As a novelty when the first lockdown started, working from home has subsequently become part of the “new normal” and something we’ve all grown to expect. There are drawbacks to working from home, such as the difficulty to turn off and working till the early hours of the morning.
Even in the workplace, this all-work and no-play mentality may rapidly lead to brain fog, which is more prominent when the boundaries between office and personal life are blurred. We’ve put up a list of the best techniques to get rid of brain fog, which may afflict anybody at any time.
What Is Brain Fog?
A key message your brain sends when you’re unable to concentrate, disoriented, or focused is that there is an imbalance in your life that needs to be addressed. As a result, you may find it challenging to express yourself verbally. It might be different for everyone. Forgetfulness, a lack of motivation, or difficulty recalling words might be to blame.
Here’s how to get rid of the brain fog you’ve been experiencing.
1. Meditation
In today’s fast-paced world, it’s easy to become overwhelmed and stressed out. Brain fog may be induced by a variety of circumstances, including stress from work or family obligations, as well as other things. Mindfulness meditation has been shown to be an effective approach for clearing up the mental fog. Meditation may help us remove tension and weariness by concentrating our attention and relaxing our brains, making it easier to think clearly and concentrate on our work.
Additionally, research has revealed that regular meditation practice may alter the structure of the brain, boosting neural connection and enhancing brain function in many regions. Consider adding some time each day for practicing mindfulness as a way to combat mental fog. The peace of mind you’ll get may be worth a few minutes of quiet reflection.
2. Maintaining a regular exercise routine is essential
Despite the widespread belief that regular physical activity is a panacea for all ills, having enough of it is crucial if you want to stay strong and healthy throughout your life. A minimum of 150 minutes of moderate-intensity physical exercise per week is advised for adults. Get out of the house and get some fresh air to help clear your mind. You may do this by going swimming, taking a stroll, or doing some relaxing yoga.
3. Stay Away from Sugar
Refined carbohydrates, such as sugar and high fructose corn syrup, are poor fuel sources for the brain, which runs on glucose (sugar). Your brain receives a sudden surge of glucose, followed by a sudden drop.
Brain fog, mood swings, irritability, weariness, mental confusion, and poor judgment are all symptoms of low glucose in the brain. Diabetes and insulin resistance have been connected with Alzheimer’s, but excessive blood glucose levels may also cause these conditions in people.
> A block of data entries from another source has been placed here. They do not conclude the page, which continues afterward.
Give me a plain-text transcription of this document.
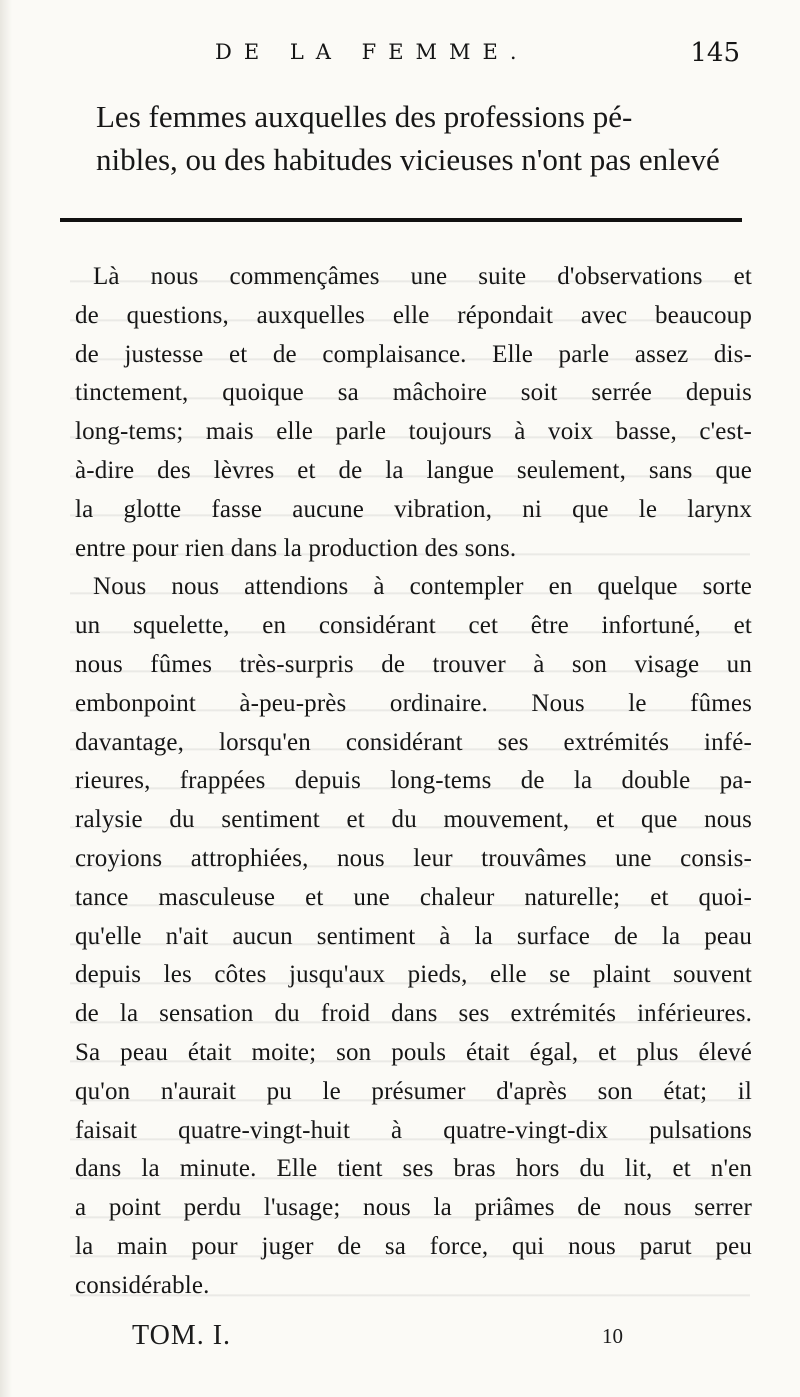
DE LA FEMME.	145
Les femmes auxquelles des professions pé-
nibles, ou des habitudes vicieuses n'ont pas enlevé
Là nous commençâmes une suite d'observations et
de questions, auxquelles elle répondait avec beaucoup
de justesse et de complaisance. Elle parle assez dis-
tinctement, quoique sa mâchoire soit serrée depuis
long-tems; mais elle parle toujours à voix basse, c'est-
à-dire des lèvres et de la langue seulement, sans que
la glotte fasse aucune vibration, ni que le larynx
entre pour rien dans la production des sons.
Nous nous attendions à contempler en quelque sorte
un squelette, en considérant cet être infortuné, et
nous fûmes très-surpris de trouver à son visage un
embonpoint à-peu-près ordinaire. Nous le fûmes
davantage, lorsqu'en considérant ses extrémités infé-
rieures, frappées depuis long-tems de la double pa-
ralysie du sentiment et du mouvement, et que nous
croyions attrophiées, nous leur trouvâmes une consis-
tance masculeuse et une chaleur naturelle; et quoi-
qu'elle n'ait aucun sentiment à la surface de la peau
depuis les côtes jusqu'aux pieds, elle se plaint souvent
de la sensation du froid dans ses extrémités inférieures.
Sa peau était moite; son pouls était égal, et plus élevé
qu'on n'aurait pu le présumer d'après son état; il
faisait quatre-vingt-huit à quatre-vingt-dix pulsations
dans la minute. Elle tient ses bras hors du lit, et n'en
a point perdu l'usage; nous la priâmes de nous serrer
la main pour juger de sa force, qui nous parut peu
considérable.
TOM. I.	10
4. Make Changes to Your Sleep Patterns
However, if you’ve had a terrible night’s sleep many times in the last few months, your brain is likely to be sluggish the following day. Our stress levels rise and our brain’s ability to relax and recuperate is disrupted when we don’t get enough sleep. Having an irregular sleep pattern, not getting a good night’s sleep, or waking up in the middle of the night may all cause temporary brain fog.
5. Make Changes to Your Dietary Fats
If you have had a brain fog test, you might want to change your diet if you are positive. Your brain needs glucose to function, but fat is the “super fuel.” This is why low-fat diets have been so awful for both our weight and our brains: Your brain contains 60% fat, hence why low-fat meals have failed so horribly. Fat aids the brain’s ability to synthesize the basic materials it requires to make the chemicals it needs to function properly. This is why low-fat diets are so bad — the brain practically consumes itself if there isn’t enough fat. A lack of good fats causes the brain to burn up its own reserves as a source of energy.
We propose a diet high in healthy fats, such as those found in eggs, nuts, wild salmon, coconut oil, avocados, olive oil, and grass-fed beef, to help maintain your mind sharp and get rid of brain fog. This diet contains around 50% healthy fat.
6. Interesting and Fun Activities
Spending time doing things you like might help alleviate brain fog, according to studies. When you’re feeling down, go take a stroll in the woods, put on some music, or meet up with some pals for coffee. When you’re having a hard time concentrating, doing something you like with others might help you regain your attention.
7. Stop for a Breather
Your brain fog test may be an indication that you need a break if you work longer hours, work late, or have your lunch at your desk all the time.
Additionally, it’s critical to get adequate sleep and take frequent breaks away from your work (yes, even during your lunch hour!). Make sure you get at least seven to nine hours of sleep each night.
Try to avoid reading your email just before night, coffee within six hours of going to sleep, and try to get a minimum of an hour to decompress before you go to sleep.
When working from home, it’s common for people to suffer from brain fog, which may be alleviated by following these steps.